Political violence refers to acts of force or intimidation that serve political, social, ethnic, economic, or state-related
objectives. It can include both actions directly carried out by the government and those indirectly supported or tolerated
by it to maintain or establish hierarchies and inequalities. Such violence may not always involve physical harm and can
encompass conflicts like those between different ethnic groups, such as the Hutus and Tutsis in Rwanda.

This violence can also extend to the deliberate actions of state agents, like those causing mass starvation in the Soviet
Union or other widespread deaths and displacement. Terrorism, often associated with creating fear to achieve political
goals, may also involve different forms of violence, including torture.

States typically avoid labeling their actions as violence, terror, or torture, instead justifying them as necessary for
maintaining order and upholding the law. These actions often arise from the state's desire to suppress opposition and
maintain its legitimacy.

The legitimacy of such actions is a central concern in discussions surrounding political violence, with perpetrators trying to
establish the legitimacy of their actions against claims of it being illegitimate. This perspective varies depending on the
viewpoint of different parties involved. For example, a person killing someone who threatened their child may not be seen
as violent by their supporters, while those who bomb buildings or hijack airplanes may not be considered terrorists by
those who believe their actions serve a just cause.

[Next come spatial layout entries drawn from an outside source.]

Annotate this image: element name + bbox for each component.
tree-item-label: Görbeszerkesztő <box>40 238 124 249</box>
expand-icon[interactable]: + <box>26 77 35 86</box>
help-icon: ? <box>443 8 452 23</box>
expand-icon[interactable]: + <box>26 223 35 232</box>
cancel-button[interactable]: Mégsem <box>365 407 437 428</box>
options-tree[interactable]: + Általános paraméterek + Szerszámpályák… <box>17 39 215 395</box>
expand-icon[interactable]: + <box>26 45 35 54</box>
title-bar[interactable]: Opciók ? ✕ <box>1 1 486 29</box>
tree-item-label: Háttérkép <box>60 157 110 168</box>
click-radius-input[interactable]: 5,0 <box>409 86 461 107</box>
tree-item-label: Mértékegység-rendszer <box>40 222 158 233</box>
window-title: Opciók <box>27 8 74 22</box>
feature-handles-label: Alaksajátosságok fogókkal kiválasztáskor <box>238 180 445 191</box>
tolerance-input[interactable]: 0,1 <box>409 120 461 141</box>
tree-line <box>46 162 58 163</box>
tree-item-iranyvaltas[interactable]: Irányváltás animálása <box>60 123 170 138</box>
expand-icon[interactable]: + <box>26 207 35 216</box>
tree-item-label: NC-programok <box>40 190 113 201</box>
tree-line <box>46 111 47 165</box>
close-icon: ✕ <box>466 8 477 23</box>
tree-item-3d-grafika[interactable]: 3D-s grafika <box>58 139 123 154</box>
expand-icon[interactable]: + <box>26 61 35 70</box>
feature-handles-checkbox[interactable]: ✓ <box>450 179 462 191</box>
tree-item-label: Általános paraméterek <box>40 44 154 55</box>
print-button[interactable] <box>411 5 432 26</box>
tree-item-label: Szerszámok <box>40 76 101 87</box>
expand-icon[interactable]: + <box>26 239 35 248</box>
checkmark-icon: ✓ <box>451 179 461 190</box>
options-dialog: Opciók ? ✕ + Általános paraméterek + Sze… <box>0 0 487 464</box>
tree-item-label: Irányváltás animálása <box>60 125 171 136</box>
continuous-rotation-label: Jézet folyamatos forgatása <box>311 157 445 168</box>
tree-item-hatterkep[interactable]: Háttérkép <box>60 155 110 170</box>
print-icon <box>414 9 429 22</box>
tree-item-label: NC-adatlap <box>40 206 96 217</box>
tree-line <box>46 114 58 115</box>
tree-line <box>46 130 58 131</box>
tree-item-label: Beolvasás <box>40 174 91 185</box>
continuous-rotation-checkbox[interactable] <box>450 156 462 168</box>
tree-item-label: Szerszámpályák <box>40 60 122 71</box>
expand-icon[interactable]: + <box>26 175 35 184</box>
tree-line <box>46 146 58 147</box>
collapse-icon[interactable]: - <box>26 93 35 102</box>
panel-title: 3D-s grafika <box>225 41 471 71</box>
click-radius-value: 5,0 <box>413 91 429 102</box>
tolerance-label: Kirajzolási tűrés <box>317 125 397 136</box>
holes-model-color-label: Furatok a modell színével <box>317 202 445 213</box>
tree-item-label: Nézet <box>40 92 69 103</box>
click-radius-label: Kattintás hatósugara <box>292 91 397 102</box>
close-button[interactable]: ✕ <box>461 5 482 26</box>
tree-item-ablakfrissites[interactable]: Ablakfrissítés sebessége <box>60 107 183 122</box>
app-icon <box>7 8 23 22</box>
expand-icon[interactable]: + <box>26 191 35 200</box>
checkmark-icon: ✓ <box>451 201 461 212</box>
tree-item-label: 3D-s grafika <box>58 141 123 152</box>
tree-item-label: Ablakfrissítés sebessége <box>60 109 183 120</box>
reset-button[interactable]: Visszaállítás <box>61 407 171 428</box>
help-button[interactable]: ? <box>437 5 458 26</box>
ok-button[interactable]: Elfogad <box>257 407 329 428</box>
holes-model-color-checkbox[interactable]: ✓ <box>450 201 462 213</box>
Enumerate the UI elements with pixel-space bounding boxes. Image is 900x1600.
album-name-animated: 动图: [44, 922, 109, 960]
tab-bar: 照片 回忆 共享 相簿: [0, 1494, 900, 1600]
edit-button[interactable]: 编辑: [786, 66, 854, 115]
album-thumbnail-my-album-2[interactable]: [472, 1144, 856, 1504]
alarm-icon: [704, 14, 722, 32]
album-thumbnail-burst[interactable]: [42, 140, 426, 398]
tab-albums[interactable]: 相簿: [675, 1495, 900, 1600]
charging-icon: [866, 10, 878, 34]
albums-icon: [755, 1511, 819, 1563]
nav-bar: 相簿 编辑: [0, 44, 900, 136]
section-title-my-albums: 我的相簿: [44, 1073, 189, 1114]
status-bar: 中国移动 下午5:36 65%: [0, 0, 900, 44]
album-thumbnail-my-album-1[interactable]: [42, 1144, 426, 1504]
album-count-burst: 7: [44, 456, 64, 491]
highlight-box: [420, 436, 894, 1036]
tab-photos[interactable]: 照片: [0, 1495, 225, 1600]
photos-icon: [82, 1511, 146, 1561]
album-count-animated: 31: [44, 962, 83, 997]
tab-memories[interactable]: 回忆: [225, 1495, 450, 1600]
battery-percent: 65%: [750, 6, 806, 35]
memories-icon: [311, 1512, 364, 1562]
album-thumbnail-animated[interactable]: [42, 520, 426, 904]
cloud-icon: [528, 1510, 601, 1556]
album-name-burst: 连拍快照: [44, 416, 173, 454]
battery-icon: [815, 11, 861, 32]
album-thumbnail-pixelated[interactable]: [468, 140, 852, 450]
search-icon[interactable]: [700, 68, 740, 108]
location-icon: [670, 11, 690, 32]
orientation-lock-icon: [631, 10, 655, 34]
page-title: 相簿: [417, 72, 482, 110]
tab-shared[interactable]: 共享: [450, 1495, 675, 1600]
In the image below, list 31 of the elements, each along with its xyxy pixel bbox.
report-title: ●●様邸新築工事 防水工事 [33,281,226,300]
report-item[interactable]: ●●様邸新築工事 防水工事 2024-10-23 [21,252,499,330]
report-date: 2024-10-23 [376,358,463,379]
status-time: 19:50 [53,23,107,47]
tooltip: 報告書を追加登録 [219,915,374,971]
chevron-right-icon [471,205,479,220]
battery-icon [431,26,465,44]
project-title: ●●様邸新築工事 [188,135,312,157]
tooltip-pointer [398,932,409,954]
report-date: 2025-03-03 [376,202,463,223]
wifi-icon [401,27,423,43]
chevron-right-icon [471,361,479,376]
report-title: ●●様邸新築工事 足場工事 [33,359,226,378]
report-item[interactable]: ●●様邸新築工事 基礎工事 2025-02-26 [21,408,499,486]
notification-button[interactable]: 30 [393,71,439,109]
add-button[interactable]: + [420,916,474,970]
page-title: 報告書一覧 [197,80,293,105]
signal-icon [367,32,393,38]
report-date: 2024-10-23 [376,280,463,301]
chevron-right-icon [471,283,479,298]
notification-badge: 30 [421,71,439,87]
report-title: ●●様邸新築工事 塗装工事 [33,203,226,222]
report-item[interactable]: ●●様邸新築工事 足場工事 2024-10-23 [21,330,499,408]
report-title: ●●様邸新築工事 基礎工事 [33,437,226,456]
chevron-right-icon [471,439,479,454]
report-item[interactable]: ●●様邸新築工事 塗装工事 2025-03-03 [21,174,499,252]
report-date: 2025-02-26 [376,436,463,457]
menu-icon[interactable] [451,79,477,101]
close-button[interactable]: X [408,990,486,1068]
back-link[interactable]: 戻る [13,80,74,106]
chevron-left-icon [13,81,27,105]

States and opposition groups also sometimes justify their violent actions as necessary measures to prevent future violence
or to gain an advantage over their opponents. The public often perceives such official state actions as legitimate, while
structurally similar actions carried out by foreign nationals or vigilante justice are not as readily accepted.

THE STATE

Traditional social science theories about the state usually view it as a set of institutions responsible for making and
enforcing laws. These theories often treat the state as a fixed and final stage in the evolution of political and cultural
organization. They see the state as a way to control a specific geographic area and its people through a centralized
government run by specialists. Some theories suggest the state emerged to allow a powerful elite to maintain control over
others, using force and ideology to manage conflicts.

In a more positive perspective, some believe the state brings stability and development. However, contemporary social
science debates have started to question these conventional ideas, and anthropology is gradually catching up with this
trend. While there is indeed a powerful entity called the state, it's not just a group of bureaucrats serving the public. It
encompasses various cultural and political elements that shape public interest, meaning, and social identities.

These identities are influenced by both the state and civil society, which often overlap, blurring the line between what's
public and private. This can make the state's involvement in people's lives less obvious. Some view the state as an
ideological project that legitimizes its own power. They argue that it's important to analyze social subordination and the
hegemonic fields in which power plays out.

Symbolic systems created by the state and popular resistance contribute to the consensus, but they also limit other
possibilities. The state enforces this consensus, mainly in social life, and those who don't conform may face state violence.
While there's a risk of oversimplifying the state as an ideological project, proponents argue that it's a dynamic interplay
between control and liberation, shedding light on how people challenge, negotiate, and internalize their identities.